To assess variation over time, we calculated change in annual incidence and 95% CIs for Confirmed CM and Possible CM rates per 1000 PYAR at risk between 01.01.2004 and 10.10.2020 for children aged under 18 years of age. Poisson regression was undertaken to investigate the adjusted association between incidence and prevalence of maltreatment, and year of diagnosis, sex, age group and deprivation. The significance of the variables in the Poisson regression modelling were assessed using Wald tests. Confidence intervals (CIs) for rates were estimated using two-tailed mid-p exact CIs (assuming Poisson distribution)30. Statistical analyses were conducted using SPSS statistical software (version 22).

Results

Study population

The study population comprised 1,078,486 CYP (aged 0–17 years), registered to a SAIL-supplying general practice with at least six months’ worth of GP data between 01.01.2004 and 10.10.2020. They contributed 7,270,724 person years’ worth of data. The mean follow-up for each individual was six years.

There were 2205 CYP who had been clinically assessed for CM out of the population (n = 1,078,486), which comprised the maltreatment validation e-cohort. Of these, around a quarter (25.1%) were confirmed maltreatment. Maltreatment was not confirmed for the remaining 1652 (74.9%) cases (encompassing both possible and no maltreatment categories).

Validation exercise 1: primary care data

Validation results 1a: previously published lists

The sensitivity, specificity and positive predictive values of previously published code lists relating to primary care are shown in Table 1.

Table 1 Sensitivity (95% CI), Specificity (95% CI), PPV(95% CI) NPV(95% CI) of previously published lists when run through validation exercise against gold standard.

Previously published code lists from18 performed with excellent specificity (> 97%). However, sensitivity was low ranging from 7.6% for incident code lists explored in the 12 months either side of an index date to 11.6% for prevalent code lists where records were searched at any time. While specificity for these lists is high around 90% of cases would be missed.

Sensitivity is improved in codes lists from16 ranging from 51.0 to 64.4%. However, specificity is lower ranging from 86.1 to 90.1%. This list included a wider range of maltreatment related codes including codes related to child protection procedures. While sensitivity is higher, this wider code list allows a wider range of potentially indicative codes.

The highest performing previously published code list was that published by20 (Table 1). To make this list comparable with the updated algorithm we ran three versions of this list through the validation exercise.

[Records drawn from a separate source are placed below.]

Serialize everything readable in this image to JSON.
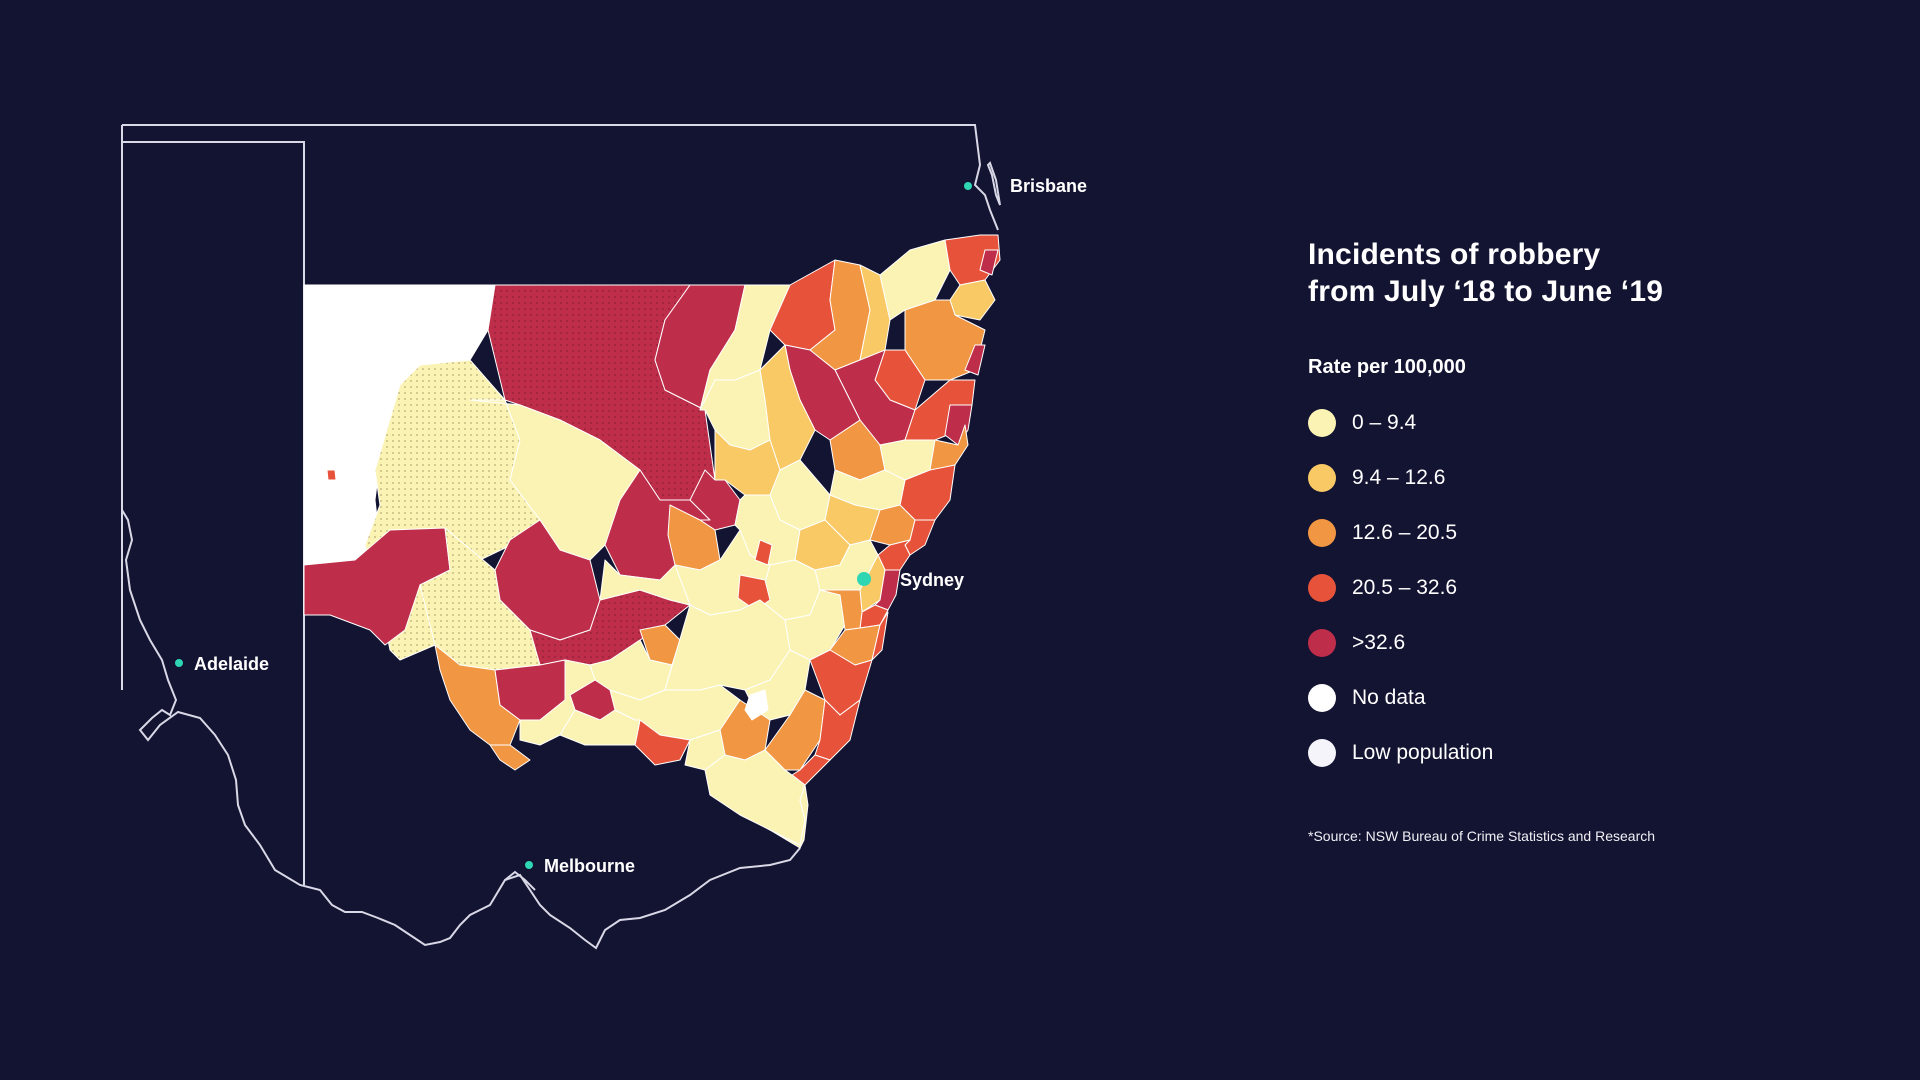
{
  "legend": {
    "title_line1": "Incidents of robbery",
    "title_line2": "from July ‘18 to June ‘19",
    "subtitle": "Rate per 100,000",
    "items": [
      {
        "label": "0 – 9.4",
        "color": "#fbf3b4"
      },
      {
        "label": "9.4 – 12.6",
        "color": "#f8c964"
      },
      {
        "label": "12.6 – 20.5",
        "color": "#f19643"
      },
      {
        "label": "20.5 – 32.6",
        "color": "#e7533a"
      },
      {
        "label": ">32.6",
        "color": "#be2e4a"
      },
      {
        "label": "No data",
        "color": "#ffffff"
      },
      {
        "label": "Low population",
        "color": "#f4f4fa"
      }
    ],
    "source": "*Source: NSW Bureau of Crime Statistics and Research"
  },
  "cities": {
    "brisbane": "Brisbane",
    "sydney": "Sydney",
    "adelaide": "Adelaide",
    "melbourne": "Melbourne"
  },
  "colors": {
    "background": "#131332",
    "border": "#d8d8e6",
    "city_marker": "#2fd6b4"
  }
}
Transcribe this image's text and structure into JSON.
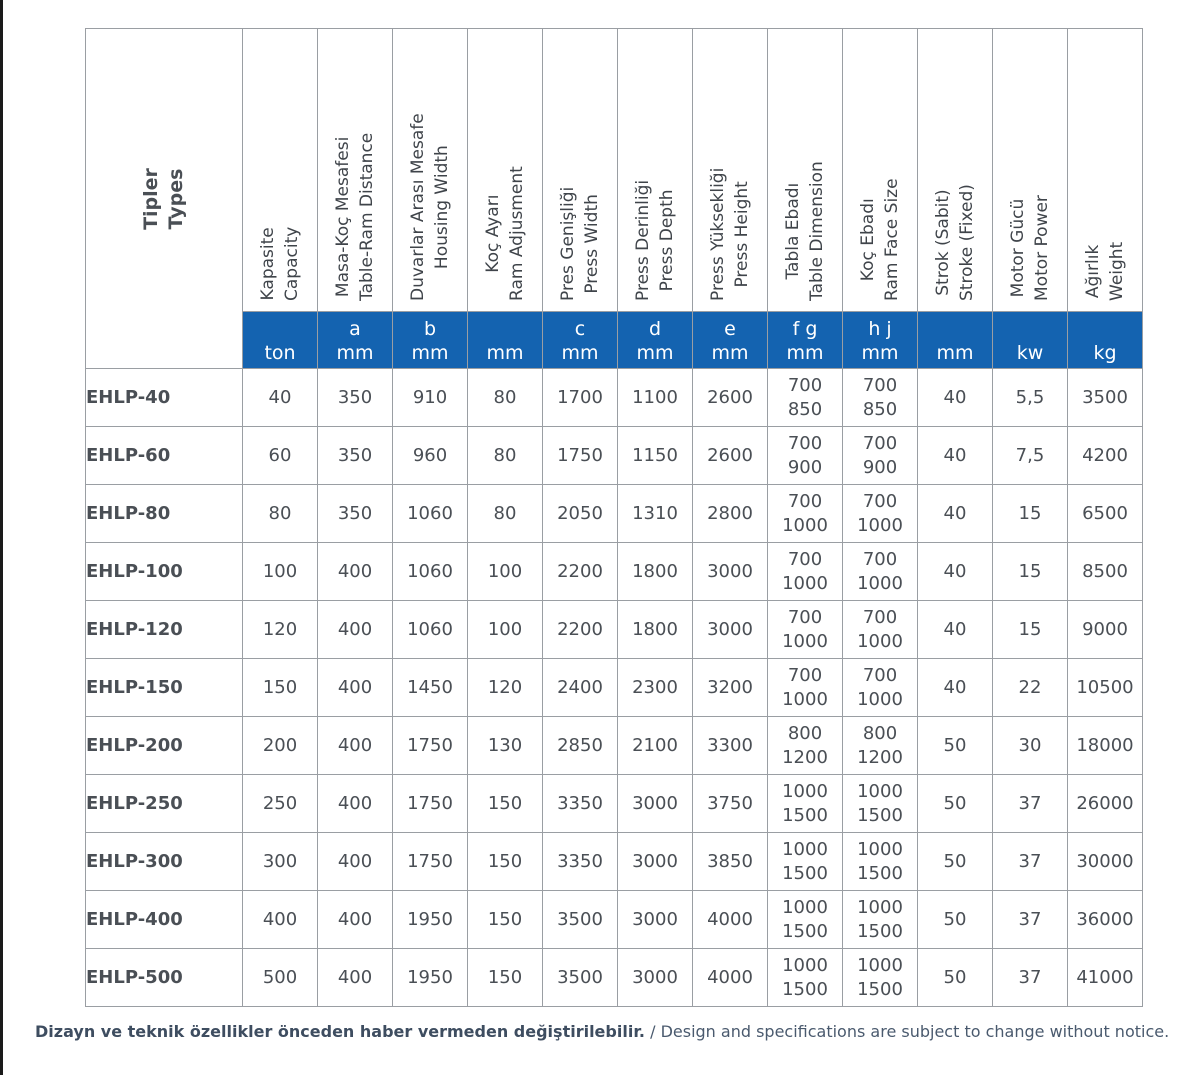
{
  "table": {
    "type_header": [
      "Tipler",
      "Types"
    ],
    "columns": [
      {
        "tr": "Kapasite",
        "en": "Capacity",
        "sym": "",
        "unit": "ton"
      },
      {
        "tr": "Masa-Koç Mesafesi",
        "en": "Table-Ram Distance",
        "sym": "a",
        "unit": "mm"
      },
      {
        "tr": "Duvarlar Arası Mesafe",
        "en": "Housing Width",
        "sym": "b",
        "unit": "mm"
      },
      {
        "tr": "Koç Ayarı",
        "en": "Ram Adjusment",
        "sym": "",
        "unit": "mm"
      },
      {
        "tr": "Pres Genişliği",
        "en": "Press Width",
        "sym": "c",
        "unit": "mm"
      },
      {
        "tr": "Press Derinliği",
        "en": "Press Depth",
        "sym": "d",
        "unit": "mm"
      },
      {
        "tr": "Press Yüksekliği",
        "en": "Press Height",
        "sym": "e",
        "unit": "mm"
      },
      {
        "tr": "Tabla Ebadı",
        "en": "Table Dimension",
        "sym": "f g",
        "unit": "mm"
      },
      {
        "tr": "Koç Ebadı",
        "en": "Ram Face Size",
        "sym": "h j",
        "unit": "mm"
      },
      {
        "tr": "Strok (Sabit)",
        "en": "Stroke (Fixed)",
        "sym": "",
        "unit": "mm"
      },
      {
        "tr": "Motor Gücü",
        "en": "Motor Power",
        "sym": "",
        "unit": "kw"
      },
      {
        "tr": "Ağırlık",
        "en": "Weight",
        "sym": "",
        "unit": "kg"
      }
    ],
    "rows": [
      {
        "type": "EHLP-40",
        "values": [
          "40",
          "350",
          "910",
          "80",
          "1700",
          "1100",
          "2600",
          [
            "700",
            "850"
          ],
          [
            "700",
            "850"
          ],
          "40",
          "5,5",
          "3500"
        ]
      },
      {
        "type": "EHLP-60",
        "values": [
          "60",
          "350",
          "960",
          "80",
          "1750",
          "1150",
          "2600",
          [
            "700",
            "900"
          ],
          [
            "700",
            "900"
          ],
          "40",
          "7,5",
          "4200"
        ]
      },
      {
        "type": "EHLP-80",
        "values": [
          "80",
          "350",
          "1060",
          "80",
          "2050",
          "1310",
          "2800",
          [
            "700",
            "1000"
          ],
          [
            "700",
            "1000"
          ],
          "40",
          "15",
          "6500"
        ]
      },
      {
        "type": "EHLP-100",
        "values": [
          "100",
          "400",
          "1060",
          "100",
          "2200",
          "1800",
          "3000",
          [
            "700",
            "1000"
          ],
          [
            "700",
            "1000"
          ],
          "40",
          "15",
          "8500"
        ]
      },
      {
        "type": "EHLP-120",
        "values": [
          "120",
          "400",
          "1060",
          "100",
          "2200",
          "1800",
          "3000",
          [
            "700",
            "1000"
          ],
          [
            "700",
            "1000"
          ],
          "40",
          "15",
          "9000"
        ]
      },
      {
        "type": "EHLP-150",
        "values": [
          "150",
          "400",
          "1450",
          "120",
          "2400",
          "2300",
          "3200",
          [
            "700",
            "1000"
          ],
          [
            "700",
            "1000"
          ],
          "40",
          "22",
          "10500"
        ]
      },
      {
        "type": "EHLP-200",
        "values": [
          "200",
          "400",
          "1750",
          "130",
          "2850",
          "2100",
          "3300",
          [
            "800",
            "1200"
          ],
          [
            "800",
            "1200"
          ],
          "50",
          "30",
          "18000"
        ]
      },
      {
        "type": "EHLP-250",
        "values": [
          "250",
          "400",
          "1750",
          "150",
          "3350",
          "3000",
          "3750",
          [
            "1000",
            "1500"
          ],
          [
            "1000",
            "1500"
          ],
          "50",
          "37",
          "26000"
        ]
      },
      {
        "type": "EHLP-300",
        "values": [
          "300",
          "400",
          "1750",
          "150",
          "3350",
          "3000",
          "3850",
          [
            "1000",
            "1500"
          ],
          [
            "1000",
            "1500"
          ],
          "50",
          "37",
          "30000"
        ]
      },
      {
        "type": "EHLP-400",
        "values": [
          "400",
          "400",
          "1950",
          "150",
          "3500",
          "3000",
          "4000",
          [
            "1000",
            "1500"
          ],
          [
            "1000",
            "1500"
          ],
          "50",
          "37",
          "36000"
        ]
      },
      {
        "type": "EHLP-500",
        "values": [
          "500",
          "400",
          "1950",
          "150",
          "3500",
          "3000",
          "4000",
          [
            "1000",
            "1500"
          ],
          [
            "1000",
            "1500"
          ],
          "50",
          "37",
          "41000"
        ]
      }
    ]
  },
  "footnote": {
    "tr": "Dizayn ve teknik özellikler önceden haber vermeden değiştirilebilir.",
    "en": " / Design and specifications are subject to change without notice."
  },
  "colors": {
    "header_band": "#1463b0",
    "grid": "#9a9ea3",
    "text": "#4a4f55"
  }
}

Sensitivity ranged from 48.6%-69.3% and specificity from 85.5 to 91.1% and depending on time restrictions and subset of list used. Inclusion of codes related to wider social care outside of child protection increased sensitivity with a negative impact on specificity. Utilising codes categorised as maltreatment and suspected maltreatment resulted in the highest sensitivity ranging from 59.1 to 69.3 with the lowest specificity of 85.7–89.1.

Validation results 1b: current code list

Results of the validation exercise with the current code list are shown in Table 2. This includes sensitivity analysis accounting for the impact of adding or removing various groups of codes.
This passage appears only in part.